Currently attrgetter accepts dotted path while getting attributes from an object. I propose it should not only accept dotted paths, but other separators as well. Like this:
Allowing different types of separators in attrgetter will help users by a nested attribute path which is not dotted (could be something else such as underscore, or slash).
For example, in Django, they use __ as nested relation in ORM. Hence if we define the following code a nested relation (simplified example):
class B:
name = 'A'
class A:
b = B()
Then in Django, you should be able to get data for B from A (only in ORM, not in actual objects) then you can use the following code.
A.objects.values('b__name')
If we allow separators in attrgetter, then we can resonate this behavior at object level.
>>a = A.objects.create(**kwargs) # its an example relevant to Django
>>print(attrgetter(a, 'b__name'))
A
If we allow having separator, it will be bit more consistent for users of attrgetter and it should be a simple enough change.
As noted in issue #46151, the operator module was intended to and generally does expose internal functions, as they are coded in C in CPython, to Python itself. That issue created a small special-case exception to facilitate the use of attrgetter as a key function in .sort and other methods and functions. The previous option was to instead write a lambda function. I do not believe that #46151 intended to generally open operator and attrgetter to additions beyond the functions exposed.
attrgetter(string) returns a function meant to be called with an object that has an attribute named by the string. In the example above, attrgetter(a, 'b__name') must instead be attrgetter('b__name')(a). If one is passing a string linteral, as is the usual case I think, one can just as well, and even easier, pass the normal, legal python syntax. attrgetter('b.name')(a) works now, as I just verified.
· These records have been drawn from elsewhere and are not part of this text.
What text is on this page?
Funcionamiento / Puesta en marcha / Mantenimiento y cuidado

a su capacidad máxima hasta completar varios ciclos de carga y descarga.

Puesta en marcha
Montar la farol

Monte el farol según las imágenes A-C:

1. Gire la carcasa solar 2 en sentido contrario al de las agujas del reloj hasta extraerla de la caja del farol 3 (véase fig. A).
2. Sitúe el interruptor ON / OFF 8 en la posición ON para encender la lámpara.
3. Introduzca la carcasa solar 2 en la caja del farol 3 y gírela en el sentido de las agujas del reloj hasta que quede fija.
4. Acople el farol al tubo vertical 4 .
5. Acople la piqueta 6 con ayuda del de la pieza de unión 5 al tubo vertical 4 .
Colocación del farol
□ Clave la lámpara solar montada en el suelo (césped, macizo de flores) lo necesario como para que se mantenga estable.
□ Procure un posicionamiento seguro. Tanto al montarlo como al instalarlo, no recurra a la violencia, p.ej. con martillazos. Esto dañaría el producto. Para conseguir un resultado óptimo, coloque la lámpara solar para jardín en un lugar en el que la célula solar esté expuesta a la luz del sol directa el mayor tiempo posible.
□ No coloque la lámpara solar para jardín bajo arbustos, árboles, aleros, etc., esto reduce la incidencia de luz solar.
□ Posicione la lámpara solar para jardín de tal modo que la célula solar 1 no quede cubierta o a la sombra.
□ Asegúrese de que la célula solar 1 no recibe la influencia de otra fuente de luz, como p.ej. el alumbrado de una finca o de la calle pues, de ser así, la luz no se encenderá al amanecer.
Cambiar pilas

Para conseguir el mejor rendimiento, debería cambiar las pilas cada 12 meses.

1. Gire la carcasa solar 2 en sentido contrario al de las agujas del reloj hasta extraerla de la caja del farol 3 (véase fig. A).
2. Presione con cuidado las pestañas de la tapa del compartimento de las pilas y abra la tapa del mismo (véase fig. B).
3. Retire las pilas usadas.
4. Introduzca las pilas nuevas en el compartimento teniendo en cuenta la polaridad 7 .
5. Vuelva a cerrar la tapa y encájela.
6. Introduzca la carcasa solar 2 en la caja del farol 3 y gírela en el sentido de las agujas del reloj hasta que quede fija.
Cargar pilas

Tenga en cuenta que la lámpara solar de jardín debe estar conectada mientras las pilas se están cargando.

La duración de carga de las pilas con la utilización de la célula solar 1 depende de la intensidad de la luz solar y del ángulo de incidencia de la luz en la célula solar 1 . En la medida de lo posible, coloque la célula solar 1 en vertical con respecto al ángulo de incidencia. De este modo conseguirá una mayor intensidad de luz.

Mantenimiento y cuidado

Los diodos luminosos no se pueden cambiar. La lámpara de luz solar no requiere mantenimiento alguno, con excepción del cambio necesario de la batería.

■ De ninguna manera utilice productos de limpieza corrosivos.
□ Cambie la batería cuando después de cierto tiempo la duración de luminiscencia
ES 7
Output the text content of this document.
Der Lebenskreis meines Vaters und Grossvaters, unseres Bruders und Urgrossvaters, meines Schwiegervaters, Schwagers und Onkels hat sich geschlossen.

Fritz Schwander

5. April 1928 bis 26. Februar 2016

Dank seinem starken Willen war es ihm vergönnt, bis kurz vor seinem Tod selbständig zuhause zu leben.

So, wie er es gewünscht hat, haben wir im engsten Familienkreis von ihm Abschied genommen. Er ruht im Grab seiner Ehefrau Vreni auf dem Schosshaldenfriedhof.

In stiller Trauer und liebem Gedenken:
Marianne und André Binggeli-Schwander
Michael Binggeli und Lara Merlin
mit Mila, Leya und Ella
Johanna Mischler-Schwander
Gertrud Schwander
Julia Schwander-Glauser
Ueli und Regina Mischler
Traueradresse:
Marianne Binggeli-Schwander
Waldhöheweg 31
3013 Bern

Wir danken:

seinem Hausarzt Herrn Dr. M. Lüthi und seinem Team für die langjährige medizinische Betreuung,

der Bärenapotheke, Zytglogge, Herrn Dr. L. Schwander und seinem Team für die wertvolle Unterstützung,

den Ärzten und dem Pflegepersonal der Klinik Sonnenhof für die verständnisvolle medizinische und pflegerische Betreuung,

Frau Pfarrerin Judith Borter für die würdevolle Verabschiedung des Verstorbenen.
If one wants to pass python object attribute names in string variables with app-specific non-pyobject syntax, such as s='b__name', it is not unreasonable to have the app or app user provide a conversion function. In this case,
def at(s): return s.replace('__', '.') # Convert Django ORM attr name to python object dotted name.
j = 'b__name'
attrgetter(at(j))(a)
# prints 'A' (verified)
(The use of .replace was suggested by sobolevn in a comment.